Neurons are cells with high energetic demands. As such, they are enriched in mitochondria. The mitochondria contain hundreds of proteins, most of them derived from nucleus-transcribed mRNAs, and need to be transported to distant mitochondria. It is hypothesized that these mitochondria rely on local translation of nuclear-encoded mRNAs for their maintenance. Accordingly, mRNAs, ribosomes, and translation factors need to be transported to neuronal extremities to allow such local synthesis. The transport mechanisms of these elements are largely unknown. We propose that transport of these elements occurs through association with moving mitochondria.
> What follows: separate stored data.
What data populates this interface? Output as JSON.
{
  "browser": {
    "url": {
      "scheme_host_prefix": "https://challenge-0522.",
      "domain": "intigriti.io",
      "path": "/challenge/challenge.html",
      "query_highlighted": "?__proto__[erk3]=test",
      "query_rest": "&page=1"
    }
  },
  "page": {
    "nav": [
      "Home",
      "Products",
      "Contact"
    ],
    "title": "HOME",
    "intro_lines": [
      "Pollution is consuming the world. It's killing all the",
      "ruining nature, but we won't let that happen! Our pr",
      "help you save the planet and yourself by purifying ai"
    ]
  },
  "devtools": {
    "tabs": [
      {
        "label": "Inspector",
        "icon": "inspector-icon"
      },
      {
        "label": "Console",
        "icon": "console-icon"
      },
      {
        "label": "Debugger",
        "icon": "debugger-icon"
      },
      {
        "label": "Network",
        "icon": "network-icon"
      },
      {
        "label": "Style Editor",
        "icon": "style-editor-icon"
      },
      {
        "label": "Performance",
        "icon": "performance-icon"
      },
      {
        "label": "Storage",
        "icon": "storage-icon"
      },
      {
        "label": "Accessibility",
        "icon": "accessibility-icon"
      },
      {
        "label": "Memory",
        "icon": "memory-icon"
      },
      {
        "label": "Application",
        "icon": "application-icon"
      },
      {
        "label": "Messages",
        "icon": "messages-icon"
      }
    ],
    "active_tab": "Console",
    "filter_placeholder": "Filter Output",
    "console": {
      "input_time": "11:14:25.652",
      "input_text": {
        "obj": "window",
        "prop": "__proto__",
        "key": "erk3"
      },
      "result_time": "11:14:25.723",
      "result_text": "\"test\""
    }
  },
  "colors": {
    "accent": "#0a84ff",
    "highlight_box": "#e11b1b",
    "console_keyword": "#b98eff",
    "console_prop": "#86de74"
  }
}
Here we show by fractionation analysis that mRNAs of nuclear-encoded mitochondrial genes are associated with mitochondria, in both a neural-like cell line and motor neuron axons. Furthermore, by applying the MS2 mRNA visualization system we show that one of these mRNAs, Cox7c, is not only associated but also co-transported with mitochondria along neurites. We examined the importance of different Cox7c mRNA regions and found that the coding sequence, rather than the 3’UTR, had a greater contribution to co-localization and co-transport. Specifically, the predicted N-terminal 15 amino acids mitochondrial targeting sequence (MTS) is important for localization. These results reveal that mRNAs encoding mitochondrial proteins are associated and transported with mitochondria in a manner that might involve translation.

Next, to identify additional factors that may be involved in this process, we set up an mRNA-Protein isolation protocol based on the MS2 system. This allows us to further investigate the role of Cox7c mRNA-associated proteins in its transport.